Im Märchen zieht der mutige Prinz (Vielleicht gibt es auch moderne Märchen, wo diesen Job eine Prinzessin übernimmt?) hinaus in die weite, gefährliche Welt und tötet den Drachen. Er tut das, weil er dafür etwas bekommt, meistens eine Prinzessin. (Vielleicht gibt es auch moderne Märchen, wo er einen Prinzen bekommt?) Aber ob nun alte oder neue Märchen: Märchen bleibt Fiktion, und die Realität kommt nicht mit. Drachen standen und stehen für das Böse, Gefährliche, Unberechenbare. (Alle guten Drachen sind hier mal ausgenommen.) Menschen hatten und haben Angst vor ihnen. Sie fühlen sich zu schwach, zu klein, um gegen sie zu kämpfen. Deswegen braucht es den Prinzen oder den Helden oder den Supermann (oder die Prinzessin, die Heldin, die Superfrau). Diese Person wird das Problem lösen, und hinterher sind alle glücklich. Wenn es diese EINE Person aber nicht gibt, was dann? Nichts tun, warten, hoffen? Dass der Kelch vorüber gehen möge, dass sich das Problem von alleine löst? Das kann erstens in die Hose gehen und zweitens sehr lange dauern, eventuell, bis es zu spät ist. Es gibt zwei Alternativen, die in Märchen nicht vorkommen: gemeinsames Handeln oder es handeln ganz viele (nach dem Motto: Kleinvieh macht auch Mist). Die heutigen Drachen sind die Global Player, die Multis, die Großkonzerne. Sie verkaufen Wasser (Nestlè), sie patentieren Mais (Monsanto), sie lassen billiges Fleisch herstellen (Burger-Ketten). Sie bedrohen ihre Gegner, sie fälschen Gutachten, sie kaufen PolitikerInnen, sie setzen ihre Interessen gegen alle Widerstände durch und dazu ist ihnen jedes Mittel recht.

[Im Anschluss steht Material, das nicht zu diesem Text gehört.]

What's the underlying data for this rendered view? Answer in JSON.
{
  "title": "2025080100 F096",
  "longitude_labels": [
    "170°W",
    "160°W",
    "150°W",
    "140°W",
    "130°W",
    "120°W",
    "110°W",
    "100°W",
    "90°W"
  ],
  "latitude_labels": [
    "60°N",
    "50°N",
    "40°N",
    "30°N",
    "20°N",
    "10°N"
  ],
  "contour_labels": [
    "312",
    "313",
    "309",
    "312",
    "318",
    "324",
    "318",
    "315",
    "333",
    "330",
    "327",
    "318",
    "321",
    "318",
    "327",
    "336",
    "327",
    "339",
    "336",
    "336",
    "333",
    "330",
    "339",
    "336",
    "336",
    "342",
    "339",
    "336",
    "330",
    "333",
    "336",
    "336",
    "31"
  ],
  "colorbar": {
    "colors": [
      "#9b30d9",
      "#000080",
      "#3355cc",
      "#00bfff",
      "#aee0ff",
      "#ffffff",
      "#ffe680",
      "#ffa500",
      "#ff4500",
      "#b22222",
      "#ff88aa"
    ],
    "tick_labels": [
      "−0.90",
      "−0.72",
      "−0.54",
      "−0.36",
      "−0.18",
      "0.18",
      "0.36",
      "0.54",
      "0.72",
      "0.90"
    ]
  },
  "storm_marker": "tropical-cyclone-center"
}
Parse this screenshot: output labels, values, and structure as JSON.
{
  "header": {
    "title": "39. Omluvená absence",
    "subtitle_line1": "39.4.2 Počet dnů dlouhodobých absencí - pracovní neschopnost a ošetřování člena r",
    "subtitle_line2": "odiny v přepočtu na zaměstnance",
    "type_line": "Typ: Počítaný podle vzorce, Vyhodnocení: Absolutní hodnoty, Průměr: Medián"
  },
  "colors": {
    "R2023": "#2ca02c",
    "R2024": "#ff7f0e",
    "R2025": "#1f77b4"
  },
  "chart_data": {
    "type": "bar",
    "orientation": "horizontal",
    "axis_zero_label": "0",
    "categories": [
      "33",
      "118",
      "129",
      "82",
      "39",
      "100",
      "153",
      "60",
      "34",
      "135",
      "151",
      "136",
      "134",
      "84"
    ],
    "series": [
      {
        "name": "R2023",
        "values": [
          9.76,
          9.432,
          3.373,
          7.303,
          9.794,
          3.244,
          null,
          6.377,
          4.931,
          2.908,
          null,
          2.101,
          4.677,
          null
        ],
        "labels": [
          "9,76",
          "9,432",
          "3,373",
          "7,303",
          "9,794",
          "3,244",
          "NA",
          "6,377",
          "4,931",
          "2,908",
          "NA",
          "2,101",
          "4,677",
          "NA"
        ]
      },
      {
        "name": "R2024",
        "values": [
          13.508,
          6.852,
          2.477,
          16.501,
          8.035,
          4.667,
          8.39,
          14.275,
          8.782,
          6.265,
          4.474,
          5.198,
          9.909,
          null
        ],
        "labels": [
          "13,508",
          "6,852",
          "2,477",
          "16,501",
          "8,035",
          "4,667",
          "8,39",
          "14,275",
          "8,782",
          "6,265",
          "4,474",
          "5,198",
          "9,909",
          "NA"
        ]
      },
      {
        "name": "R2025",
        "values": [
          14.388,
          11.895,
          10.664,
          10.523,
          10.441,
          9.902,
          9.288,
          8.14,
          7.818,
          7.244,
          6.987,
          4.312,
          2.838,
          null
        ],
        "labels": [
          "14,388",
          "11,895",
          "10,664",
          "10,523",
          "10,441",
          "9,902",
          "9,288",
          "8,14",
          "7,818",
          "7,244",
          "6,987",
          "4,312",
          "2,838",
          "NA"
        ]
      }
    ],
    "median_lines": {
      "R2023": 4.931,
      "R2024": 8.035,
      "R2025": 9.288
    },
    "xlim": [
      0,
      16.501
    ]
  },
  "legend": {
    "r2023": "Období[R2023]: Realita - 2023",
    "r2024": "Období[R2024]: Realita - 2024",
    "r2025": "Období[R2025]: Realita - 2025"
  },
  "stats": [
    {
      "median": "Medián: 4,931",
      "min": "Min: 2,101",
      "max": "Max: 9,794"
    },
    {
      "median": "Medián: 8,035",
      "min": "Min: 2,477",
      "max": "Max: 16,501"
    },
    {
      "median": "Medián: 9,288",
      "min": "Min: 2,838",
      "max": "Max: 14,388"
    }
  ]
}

Wenn niemand mehr ihre Produkte kaufen würde und PolitikerInnen tatsächlich am WählerInnen-Auftrag gemessen würden (bei Zuwiderhandlung droht: Amtsenthebung, Strafverfolgung, ersatzlose Streichung alles Bezüge etc.), dann … Ja, dann bräuchte es keine einsam kämpfenden DrachentöterInnen mehr. Denn dann ginge den Multis die Luft aus bzw. ihr Feuer wäre erloschen. Und niemand bräuchte mehr Angst vor ihnen zu haben. Und dann wäre das Märchen zu Ende, und alle lebten glücklich und zufrieden.